Beiträge von Tanja Kinkel

    Beowulf, es waren Reisepapiere, in denen eine Personenbeschreibung stand, und die sich die Leute meistens nur ausstellen ließen, wenn sie tatsächlich die Absicht hatten, zu verreisen, von Vertretern der jeweiligen Behörden - das konnten Amtsrichter oder Militärs sein, oder ein Herzog (z.B. brauchte Goethe, als er Christiane und den gemeinsamen unehelichen Sohn August nach Frankfurt mit nahm, um sie seiner Mutter vorzustellen, vom Herzog ausgestellte Reisepapiere für Christiane und August).


    Als ich in diesem April noch einmal in Italien war, entdeckte ich in einem Museum in Padua doch tatsächlich die Reisepapiere, die Giovanni und Sarah Belzoni sowie James für ihre Reise von Zypern nach Ägypten ausgestellt worden waren, was mich, da Sarah die Hauptfigur von "Säulen der Ewigkeit" ist, natürlich entzückte.

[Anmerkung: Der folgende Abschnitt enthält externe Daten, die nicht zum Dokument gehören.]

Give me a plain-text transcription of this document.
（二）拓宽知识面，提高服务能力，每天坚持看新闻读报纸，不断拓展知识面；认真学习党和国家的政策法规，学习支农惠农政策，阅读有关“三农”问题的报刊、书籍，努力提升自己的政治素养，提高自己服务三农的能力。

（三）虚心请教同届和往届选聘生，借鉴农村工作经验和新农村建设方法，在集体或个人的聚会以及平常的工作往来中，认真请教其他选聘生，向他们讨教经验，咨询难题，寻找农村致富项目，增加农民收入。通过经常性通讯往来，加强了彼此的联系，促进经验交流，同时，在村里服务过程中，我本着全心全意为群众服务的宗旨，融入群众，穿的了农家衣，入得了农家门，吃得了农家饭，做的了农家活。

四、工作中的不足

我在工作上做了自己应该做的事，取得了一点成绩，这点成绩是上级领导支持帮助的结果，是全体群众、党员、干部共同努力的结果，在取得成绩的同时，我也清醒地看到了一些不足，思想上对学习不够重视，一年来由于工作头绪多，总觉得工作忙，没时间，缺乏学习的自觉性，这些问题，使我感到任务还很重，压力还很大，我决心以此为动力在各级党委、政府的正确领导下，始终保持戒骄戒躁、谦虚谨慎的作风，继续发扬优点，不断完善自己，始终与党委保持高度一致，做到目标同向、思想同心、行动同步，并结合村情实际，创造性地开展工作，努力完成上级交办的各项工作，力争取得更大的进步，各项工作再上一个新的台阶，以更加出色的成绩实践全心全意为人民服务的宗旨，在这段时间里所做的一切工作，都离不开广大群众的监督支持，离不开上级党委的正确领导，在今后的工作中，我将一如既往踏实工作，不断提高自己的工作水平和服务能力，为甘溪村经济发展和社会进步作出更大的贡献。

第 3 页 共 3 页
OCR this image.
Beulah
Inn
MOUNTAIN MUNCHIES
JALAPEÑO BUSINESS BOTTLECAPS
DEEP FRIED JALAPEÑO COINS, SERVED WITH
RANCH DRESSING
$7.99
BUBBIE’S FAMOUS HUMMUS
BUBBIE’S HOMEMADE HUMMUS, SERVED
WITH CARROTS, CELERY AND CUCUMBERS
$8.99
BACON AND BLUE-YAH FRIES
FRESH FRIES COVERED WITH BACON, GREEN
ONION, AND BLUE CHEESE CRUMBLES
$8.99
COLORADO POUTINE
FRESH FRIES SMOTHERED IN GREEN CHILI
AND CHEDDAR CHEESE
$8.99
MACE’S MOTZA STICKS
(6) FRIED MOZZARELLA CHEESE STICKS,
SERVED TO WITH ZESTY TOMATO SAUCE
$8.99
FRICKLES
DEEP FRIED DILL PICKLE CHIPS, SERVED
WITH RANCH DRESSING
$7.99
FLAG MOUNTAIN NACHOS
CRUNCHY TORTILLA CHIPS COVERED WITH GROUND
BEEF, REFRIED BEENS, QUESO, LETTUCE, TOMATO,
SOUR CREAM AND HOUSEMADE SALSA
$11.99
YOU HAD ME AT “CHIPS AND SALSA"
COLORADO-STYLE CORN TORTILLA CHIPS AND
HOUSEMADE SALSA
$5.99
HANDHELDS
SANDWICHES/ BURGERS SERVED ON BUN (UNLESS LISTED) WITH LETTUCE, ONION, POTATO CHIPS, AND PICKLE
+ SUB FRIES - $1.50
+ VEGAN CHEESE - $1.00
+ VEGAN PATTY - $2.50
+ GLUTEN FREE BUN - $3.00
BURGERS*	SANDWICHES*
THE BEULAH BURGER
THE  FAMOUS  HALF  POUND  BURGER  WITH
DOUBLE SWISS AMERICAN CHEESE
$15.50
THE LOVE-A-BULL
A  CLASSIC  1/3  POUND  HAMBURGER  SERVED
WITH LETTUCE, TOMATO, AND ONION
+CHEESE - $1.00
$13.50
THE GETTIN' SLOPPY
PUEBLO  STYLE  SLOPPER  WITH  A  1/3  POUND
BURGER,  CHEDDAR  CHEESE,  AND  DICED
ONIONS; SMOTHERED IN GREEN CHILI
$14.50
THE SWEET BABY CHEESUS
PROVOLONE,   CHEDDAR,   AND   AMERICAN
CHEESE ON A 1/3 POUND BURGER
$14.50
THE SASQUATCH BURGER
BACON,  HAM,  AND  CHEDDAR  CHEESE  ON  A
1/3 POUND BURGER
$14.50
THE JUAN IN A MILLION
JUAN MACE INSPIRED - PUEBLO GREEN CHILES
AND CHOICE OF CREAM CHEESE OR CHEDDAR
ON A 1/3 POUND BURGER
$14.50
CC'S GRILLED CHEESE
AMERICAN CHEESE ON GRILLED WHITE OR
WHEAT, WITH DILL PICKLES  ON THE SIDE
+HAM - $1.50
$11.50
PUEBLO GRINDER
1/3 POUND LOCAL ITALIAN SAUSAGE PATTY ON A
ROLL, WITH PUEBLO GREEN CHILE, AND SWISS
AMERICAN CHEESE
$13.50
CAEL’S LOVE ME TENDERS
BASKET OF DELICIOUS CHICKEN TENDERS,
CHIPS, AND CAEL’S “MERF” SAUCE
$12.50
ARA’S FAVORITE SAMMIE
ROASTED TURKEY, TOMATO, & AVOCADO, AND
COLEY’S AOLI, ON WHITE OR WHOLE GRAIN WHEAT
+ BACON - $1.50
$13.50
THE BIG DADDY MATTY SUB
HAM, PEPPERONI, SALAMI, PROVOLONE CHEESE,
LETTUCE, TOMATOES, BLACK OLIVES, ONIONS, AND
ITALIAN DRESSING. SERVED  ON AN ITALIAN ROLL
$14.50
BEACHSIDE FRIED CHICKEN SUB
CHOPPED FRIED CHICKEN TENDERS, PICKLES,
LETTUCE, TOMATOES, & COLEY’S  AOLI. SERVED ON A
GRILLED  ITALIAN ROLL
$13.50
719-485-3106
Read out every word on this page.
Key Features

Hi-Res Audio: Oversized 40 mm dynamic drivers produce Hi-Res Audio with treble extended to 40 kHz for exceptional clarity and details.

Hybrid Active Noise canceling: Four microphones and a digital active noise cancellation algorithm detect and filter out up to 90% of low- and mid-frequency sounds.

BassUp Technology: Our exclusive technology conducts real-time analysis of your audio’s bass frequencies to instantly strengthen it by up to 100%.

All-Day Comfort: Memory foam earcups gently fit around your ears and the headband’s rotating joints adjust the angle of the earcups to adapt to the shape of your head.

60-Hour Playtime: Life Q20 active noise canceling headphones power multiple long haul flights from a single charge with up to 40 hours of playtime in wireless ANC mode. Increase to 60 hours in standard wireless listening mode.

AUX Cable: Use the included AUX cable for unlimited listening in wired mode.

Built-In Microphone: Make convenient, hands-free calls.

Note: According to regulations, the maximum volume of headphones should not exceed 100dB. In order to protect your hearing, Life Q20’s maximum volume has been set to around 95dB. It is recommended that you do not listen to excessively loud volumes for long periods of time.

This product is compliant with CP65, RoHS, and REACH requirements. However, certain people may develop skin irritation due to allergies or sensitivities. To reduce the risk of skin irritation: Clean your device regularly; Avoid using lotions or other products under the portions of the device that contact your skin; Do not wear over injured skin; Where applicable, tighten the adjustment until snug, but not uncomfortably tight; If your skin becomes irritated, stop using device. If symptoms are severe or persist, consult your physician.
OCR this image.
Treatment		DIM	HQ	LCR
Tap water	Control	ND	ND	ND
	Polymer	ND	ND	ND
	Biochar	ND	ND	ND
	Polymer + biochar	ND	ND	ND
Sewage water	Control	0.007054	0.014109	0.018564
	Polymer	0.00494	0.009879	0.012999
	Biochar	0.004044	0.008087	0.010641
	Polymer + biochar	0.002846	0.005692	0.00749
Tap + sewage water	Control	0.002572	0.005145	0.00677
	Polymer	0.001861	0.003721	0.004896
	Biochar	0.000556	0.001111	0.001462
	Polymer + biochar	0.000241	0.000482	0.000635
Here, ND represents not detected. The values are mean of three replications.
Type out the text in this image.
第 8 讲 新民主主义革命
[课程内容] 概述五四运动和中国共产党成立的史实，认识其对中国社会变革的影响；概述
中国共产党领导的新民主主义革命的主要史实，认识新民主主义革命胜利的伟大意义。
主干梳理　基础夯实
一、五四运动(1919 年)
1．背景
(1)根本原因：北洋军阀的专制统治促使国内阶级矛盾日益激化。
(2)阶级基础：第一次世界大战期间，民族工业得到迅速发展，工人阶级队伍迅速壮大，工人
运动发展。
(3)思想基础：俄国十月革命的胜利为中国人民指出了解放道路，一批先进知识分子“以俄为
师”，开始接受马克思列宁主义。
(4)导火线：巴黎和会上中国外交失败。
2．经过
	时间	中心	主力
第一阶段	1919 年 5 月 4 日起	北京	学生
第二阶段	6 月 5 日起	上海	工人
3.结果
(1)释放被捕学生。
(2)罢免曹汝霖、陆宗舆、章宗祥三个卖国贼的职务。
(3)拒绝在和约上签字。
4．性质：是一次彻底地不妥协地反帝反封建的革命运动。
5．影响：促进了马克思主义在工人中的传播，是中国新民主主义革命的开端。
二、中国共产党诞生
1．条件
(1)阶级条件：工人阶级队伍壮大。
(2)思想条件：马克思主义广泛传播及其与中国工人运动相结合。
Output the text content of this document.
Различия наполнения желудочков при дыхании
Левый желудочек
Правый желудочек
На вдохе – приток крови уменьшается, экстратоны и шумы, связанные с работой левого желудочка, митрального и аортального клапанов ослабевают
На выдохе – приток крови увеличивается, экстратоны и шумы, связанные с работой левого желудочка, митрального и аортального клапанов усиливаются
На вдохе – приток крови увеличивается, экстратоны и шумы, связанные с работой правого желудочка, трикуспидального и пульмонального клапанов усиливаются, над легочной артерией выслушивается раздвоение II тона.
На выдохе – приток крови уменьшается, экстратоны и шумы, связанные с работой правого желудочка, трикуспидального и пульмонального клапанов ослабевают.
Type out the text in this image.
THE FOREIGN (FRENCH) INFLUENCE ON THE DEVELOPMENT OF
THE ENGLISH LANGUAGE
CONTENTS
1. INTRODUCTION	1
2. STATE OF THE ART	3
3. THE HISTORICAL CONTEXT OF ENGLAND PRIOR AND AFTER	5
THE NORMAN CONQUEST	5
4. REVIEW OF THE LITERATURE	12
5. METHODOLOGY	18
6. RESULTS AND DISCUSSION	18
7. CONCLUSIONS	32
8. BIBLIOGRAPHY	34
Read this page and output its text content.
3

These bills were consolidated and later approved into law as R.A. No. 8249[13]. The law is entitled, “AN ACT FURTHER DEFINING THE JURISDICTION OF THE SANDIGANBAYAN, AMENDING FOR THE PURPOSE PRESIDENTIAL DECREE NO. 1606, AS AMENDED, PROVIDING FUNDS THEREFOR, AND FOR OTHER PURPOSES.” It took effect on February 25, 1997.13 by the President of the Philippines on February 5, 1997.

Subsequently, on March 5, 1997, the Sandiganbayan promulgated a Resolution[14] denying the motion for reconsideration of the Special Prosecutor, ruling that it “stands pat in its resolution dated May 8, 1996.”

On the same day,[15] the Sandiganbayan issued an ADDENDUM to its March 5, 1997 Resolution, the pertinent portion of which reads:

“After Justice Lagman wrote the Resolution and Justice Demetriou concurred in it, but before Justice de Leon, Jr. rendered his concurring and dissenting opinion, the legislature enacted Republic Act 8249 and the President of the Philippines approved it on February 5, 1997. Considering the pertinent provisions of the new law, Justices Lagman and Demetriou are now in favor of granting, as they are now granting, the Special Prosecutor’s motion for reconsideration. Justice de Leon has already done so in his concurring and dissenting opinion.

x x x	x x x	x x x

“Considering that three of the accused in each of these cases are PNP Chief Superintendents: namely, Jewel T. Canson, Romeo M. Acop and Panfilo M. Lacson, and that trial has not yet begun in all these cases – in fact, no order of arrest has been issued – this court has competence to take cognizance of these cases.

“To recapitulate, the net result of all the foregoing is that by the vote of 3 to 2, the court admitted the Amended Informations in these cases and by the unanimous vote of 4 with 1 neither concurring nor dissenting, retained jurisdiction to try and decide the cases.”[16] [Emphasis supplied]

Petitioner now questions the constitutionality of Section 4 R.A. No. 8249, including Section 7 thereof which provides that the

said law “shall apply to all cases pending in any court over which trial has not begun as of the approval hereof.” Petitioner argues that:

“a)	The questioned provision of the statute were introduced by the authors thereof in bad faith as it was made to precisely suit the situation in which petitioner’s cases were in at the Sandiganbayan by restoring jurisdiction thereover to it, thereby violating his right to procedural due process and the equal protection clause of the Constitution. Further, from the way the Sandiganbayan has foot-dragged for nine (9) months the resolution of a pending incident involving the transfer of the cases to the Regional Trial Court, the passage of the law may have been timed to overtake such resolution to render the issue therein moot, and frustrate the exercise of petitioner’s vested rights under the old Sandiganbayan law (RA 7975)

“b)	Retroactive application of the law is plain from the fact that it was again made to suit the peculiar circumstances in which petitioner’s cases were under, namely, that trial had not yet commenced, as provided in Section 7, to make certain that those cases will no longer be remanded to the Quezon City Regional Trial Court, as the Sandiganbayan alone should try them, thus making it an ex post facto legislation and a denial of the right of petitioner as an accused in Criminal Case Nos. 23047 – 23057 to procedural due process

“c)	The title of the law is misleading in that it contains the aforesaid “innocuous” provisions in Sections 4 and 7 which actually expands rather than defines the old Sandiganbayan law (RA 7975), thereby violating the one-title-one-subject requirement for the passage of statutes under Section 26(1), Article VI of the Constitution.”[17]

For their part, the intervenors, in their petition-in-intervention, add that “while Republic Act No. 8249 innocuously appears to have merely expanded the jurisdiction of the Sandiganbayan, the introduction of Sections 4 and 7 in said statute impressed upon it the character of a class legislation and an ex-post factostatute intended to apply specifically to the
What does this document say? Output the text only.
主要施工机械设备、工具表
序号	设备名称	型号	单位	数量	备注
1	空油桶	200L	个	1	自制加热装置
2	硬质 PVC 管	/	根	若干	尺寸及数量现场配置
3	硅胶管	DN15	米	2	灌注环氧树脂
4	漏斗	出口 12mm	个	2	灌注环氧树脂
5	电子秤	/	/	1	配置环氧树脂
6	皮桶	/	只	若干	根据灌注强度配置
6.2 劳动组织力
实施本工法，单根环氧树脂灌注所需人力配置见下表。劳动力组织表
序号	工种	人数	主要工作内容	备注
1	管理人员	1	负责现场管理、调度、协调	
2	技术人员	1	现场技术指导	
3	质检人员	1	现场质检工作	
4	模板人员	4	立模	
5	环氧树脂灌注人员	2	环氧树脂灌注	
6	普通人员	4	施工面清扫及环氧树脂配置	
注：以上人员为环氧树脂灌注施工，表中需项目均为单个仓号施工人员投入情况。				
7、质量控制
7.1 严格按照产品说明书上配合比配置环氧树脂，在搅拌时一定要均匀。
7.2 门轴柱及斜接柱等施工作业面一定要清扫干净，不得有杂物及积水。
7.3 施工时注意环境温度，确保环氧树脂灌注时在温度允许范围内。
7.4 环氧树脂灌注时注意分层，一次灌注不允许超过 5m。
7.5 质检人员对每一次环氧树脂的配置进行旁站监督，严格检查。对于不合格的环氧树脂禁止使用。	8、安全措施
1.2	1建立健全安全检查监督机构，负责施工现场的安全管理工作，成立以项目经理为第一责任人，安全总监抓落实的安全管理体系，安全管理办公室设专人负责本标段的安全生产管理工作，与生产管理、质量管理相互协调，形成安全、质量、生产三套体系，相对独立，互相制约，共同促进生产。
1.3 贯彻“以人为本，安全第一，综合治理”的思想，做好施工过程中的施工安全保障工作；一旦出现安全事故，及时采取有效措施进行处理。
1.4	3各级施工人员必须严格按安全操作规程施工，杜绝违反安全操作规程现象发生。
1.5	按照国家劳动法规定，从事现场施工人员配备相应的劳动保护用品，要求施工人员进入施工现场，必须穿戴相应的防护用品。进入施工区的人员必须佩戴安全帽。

    Nicigirl85, der Paß ist ihm tatsächlich abhanden gekommen. Jedenfalls behauptet er das in seinen Memoiren! ;-) Das ist ihm allerdings wirklich nicht noch einmal passiert. Im damaligen Europa, nicht nur in Italien, gab es ja so viele Kleinstaaten, daß man seine Papiere ständig zeigen mußte. Giacomo hat sich zwar im allgemeinen sehr gut auf das Durchbluffen verstanden, aber wenn man halt an einen Bürokratenhengst gerät.


    Die Ehe: war in der Endzeit des Ancien Regimes in der Tat eine durch und durch unromantische Angelegenheit. Ausnahmen gab es natürlich immer. Ein Zeitgenosse von Angiola Calori und Giacomo Casanova, James Boswell, der durch seine Biographie seines Freundes Dr. Johnson berühmt geworden ist und ein besessener Tagebuchschreiber war, hatte zwar viel Freude am Sex und eigentlich vor, auf Geld und Ansehen zu heiraten, aber dann kam es völlig anders, und er heiratete seine beste Freundin, die auch seine Cousine war, und die ihn durch und durch kannte. Sein Vater war fuchsteufelswild. (James B. sollte NEUES Geld heirate und in die Familie bringen, nicht eine von dem ärmeren Zweig.) Er brachte es zwar in der Ehe nicht immer fertig, ihr treu zu sein, aber er liebte sie heiß und innig, und als sie nach ein paar Jahrzehnten starb, brach ihn das, und er kam nie darüber hinweg. Wegen der Tagebuchschreiberei haben wir das dokumentiert, also nicht von Biographen später hineininterpretiert, und ich würde das sehr wohl eine Ehe, die gleichzeitig auch eine romantische Liebe ist, nennen.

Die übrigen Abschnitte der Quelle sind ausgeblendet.